Ben didn't really highlight the instances in his retrospectives so much, so I'll call 'em out here as highlights. In Amazing Spider-Man #277, in a narrative interlude to give Peter Parker a break from fighting the Hobgoblin, DeFalco and Frenz have Peter visiting a broken down Matt Murdock (that's Daredevil, for the five of you who didn't watch the excellent Netflix show), who's having his life torn apart by Wilson Fisk, the Kingpin of Crime.


Peter then visits the Kingpin afterwards to threaten him, not really getting anywhere.



This is all in reference to the now-legendary "Born Again" storyline in Daredevil, by Frank Miller and David Mazzucchelli, one of the most well-regarded superhero stories of all time.
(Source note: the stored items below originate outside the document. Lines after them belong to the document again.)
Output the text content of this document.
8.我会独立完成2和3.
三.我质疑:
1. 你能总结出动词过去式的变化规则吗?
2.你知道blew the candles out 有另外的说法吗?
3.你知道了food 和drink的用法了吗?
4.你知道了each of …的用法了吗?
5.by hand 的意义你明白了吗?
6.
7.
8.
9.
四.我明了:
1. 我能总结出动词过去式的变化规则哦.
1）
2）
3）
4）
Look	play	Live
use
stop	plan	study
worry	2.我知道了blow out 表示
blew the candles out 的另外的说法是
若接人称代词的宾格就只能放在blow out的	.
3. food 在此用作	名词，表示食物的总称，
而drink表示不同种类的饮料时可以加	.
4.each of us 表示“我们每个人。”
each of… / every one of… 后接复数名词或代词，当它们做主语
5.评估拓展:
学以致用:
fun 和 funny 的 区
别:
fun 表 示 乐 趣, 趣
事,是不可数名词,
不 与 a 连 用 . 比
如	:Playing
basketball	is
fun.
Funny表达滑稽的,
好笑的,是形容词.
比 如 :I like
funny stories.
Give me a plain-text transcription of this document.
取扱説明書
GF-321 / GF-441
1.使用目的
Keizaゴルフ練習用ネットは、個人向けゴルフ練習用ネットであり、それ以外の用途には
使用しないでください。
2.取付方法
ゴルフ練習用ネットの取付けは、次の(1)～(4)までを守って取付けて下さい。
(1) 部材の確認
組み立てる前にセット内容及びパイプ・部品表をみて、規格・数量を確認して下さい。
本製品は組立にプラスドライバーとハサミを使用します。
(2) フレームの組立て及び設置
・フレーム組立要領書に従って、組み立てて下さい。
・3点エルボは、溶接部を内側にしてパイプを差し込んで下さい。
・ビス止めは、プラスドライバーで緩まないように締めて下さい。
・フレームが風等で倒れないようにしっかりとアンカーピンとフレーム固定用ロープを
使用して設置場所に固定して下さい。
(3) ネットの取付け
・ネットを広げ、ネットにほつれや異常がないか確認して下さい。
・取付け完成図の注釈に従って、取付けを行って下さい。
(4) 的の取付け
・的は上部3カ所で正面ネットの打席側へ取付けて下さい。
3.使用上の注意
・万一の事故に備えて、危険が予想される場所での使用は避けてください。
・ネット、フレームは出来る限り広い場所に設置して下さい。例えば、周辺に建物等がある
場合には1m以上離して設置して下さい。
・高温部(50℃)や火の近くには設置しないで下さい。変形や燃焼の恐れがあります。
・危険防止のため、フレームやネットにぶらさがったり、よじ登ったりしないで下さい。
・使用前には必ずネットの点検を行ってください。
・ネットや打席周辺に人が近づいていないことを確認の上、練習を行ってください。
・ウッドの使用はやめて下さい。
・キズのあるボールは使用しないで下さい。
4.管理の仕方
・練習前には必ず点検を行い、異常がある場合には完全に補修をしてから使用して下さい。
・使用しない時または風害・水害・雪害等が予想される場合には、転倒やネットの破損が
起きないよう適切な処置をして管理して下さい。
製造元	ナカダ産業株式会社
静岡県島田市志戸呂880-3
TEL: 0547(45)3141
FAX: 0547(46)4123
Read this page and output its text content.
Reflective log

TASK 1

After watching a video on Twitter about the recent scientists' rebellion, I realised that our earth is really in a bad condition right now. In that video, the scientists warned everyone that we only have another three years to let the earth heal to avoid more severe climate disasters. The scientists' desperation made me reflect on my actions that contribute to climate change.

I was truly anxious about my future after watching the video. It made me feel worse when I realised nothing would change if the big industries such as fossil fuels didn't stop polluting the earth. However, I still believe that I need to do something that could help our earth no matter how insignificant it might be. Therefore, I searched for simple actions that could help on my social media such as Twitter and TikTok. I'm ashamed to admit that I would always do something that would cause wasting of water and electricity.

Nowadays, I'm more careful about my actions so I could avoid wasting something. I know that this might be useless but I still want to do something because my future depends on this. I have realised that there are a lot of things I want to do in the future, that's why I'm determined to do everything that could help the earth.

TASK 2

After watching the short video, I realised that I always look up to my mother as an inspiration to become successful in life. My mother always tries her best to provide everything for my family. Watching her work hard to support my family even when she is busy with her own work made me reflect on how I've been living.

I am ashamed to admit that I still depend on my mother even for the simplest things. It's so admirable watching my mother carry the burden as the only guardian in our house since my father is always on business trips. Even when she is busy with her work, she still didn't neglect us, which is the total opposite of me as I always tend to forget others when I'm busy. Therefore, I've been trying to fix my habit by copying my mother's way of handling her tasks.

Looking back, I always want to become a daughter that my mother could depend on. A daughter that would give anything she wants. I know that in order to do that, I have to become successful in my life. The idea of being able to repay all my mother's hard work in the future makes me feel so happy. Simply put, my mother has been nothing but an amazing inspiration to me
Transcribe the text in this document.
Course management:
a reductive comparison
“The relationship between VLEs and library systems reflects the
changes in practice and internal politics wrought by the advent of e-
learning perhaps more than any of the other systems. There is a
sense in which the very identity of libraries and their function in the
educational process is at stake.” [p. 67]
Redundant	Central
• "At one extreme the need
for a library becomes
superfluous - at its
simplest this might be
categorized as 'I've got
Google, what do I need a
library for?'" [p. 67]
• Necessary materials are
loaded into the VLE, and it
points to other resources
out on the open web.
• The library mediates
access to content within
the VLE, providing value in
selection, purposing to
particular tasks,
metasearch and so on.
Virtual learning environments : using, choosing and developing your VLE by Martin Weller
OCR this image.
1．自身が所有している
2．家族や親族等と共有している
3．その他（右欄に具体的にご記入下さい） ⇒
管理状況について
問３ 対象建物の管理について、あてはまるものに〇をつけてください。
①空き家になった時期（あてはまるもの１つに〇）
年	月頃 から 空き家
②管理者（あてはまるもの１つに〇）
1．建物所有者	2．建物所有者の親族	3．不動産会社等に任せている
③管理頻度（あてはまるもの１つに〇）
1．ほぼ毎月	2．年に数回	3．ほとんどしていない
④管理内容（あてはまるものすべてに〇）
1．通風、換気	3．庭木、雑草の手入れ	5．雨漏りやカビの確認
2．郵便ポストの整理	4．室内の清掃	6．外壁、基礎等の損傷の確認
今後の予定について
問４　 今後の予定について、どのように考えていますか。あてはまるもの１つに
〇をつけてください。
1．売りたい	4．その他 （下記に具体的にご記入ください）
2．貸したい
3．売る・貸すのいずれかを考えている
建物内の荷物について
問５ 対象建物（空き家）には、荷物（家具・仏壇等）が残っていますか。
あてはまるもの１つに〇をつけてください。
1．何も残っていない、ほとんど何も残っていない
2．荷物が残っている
Spider-Man's interlude here, in his own title, serves several purposes. First, it shows that yes, these superheroes are in fact a part of a larger universe, and yes, logically speaking, a superhero can reach out to another in a time of need. Second, it does provide an automatic "out" (weak as it is, but that's just something you take with these shared universes) for Spider-Man to not get involved, thus leaving Daredevil's story independent and overall unaffected — "Born Again" is enriched by this interlude, as is the feeling of the Marvel Universe as a cohesive whole, but nothing is taken away if you don't know of this issue's existence. Third, it plants seeds for a possible plot down the line between Kingpin and Spider-Man. Fourth, it's a good plug for Daredevil's book!

Side note #1: the Kingpin moving from third-class Spider-Man mob boss villain to first-class Daredevil villain was a stroke of genius. What other "villain transplants" can you think of that were successful? Which ones didn't pan out so well? And which ones haven't happened yet, but you'd really like to see? I kinda wanna see Poison Ivy as a Wonder Woman villain.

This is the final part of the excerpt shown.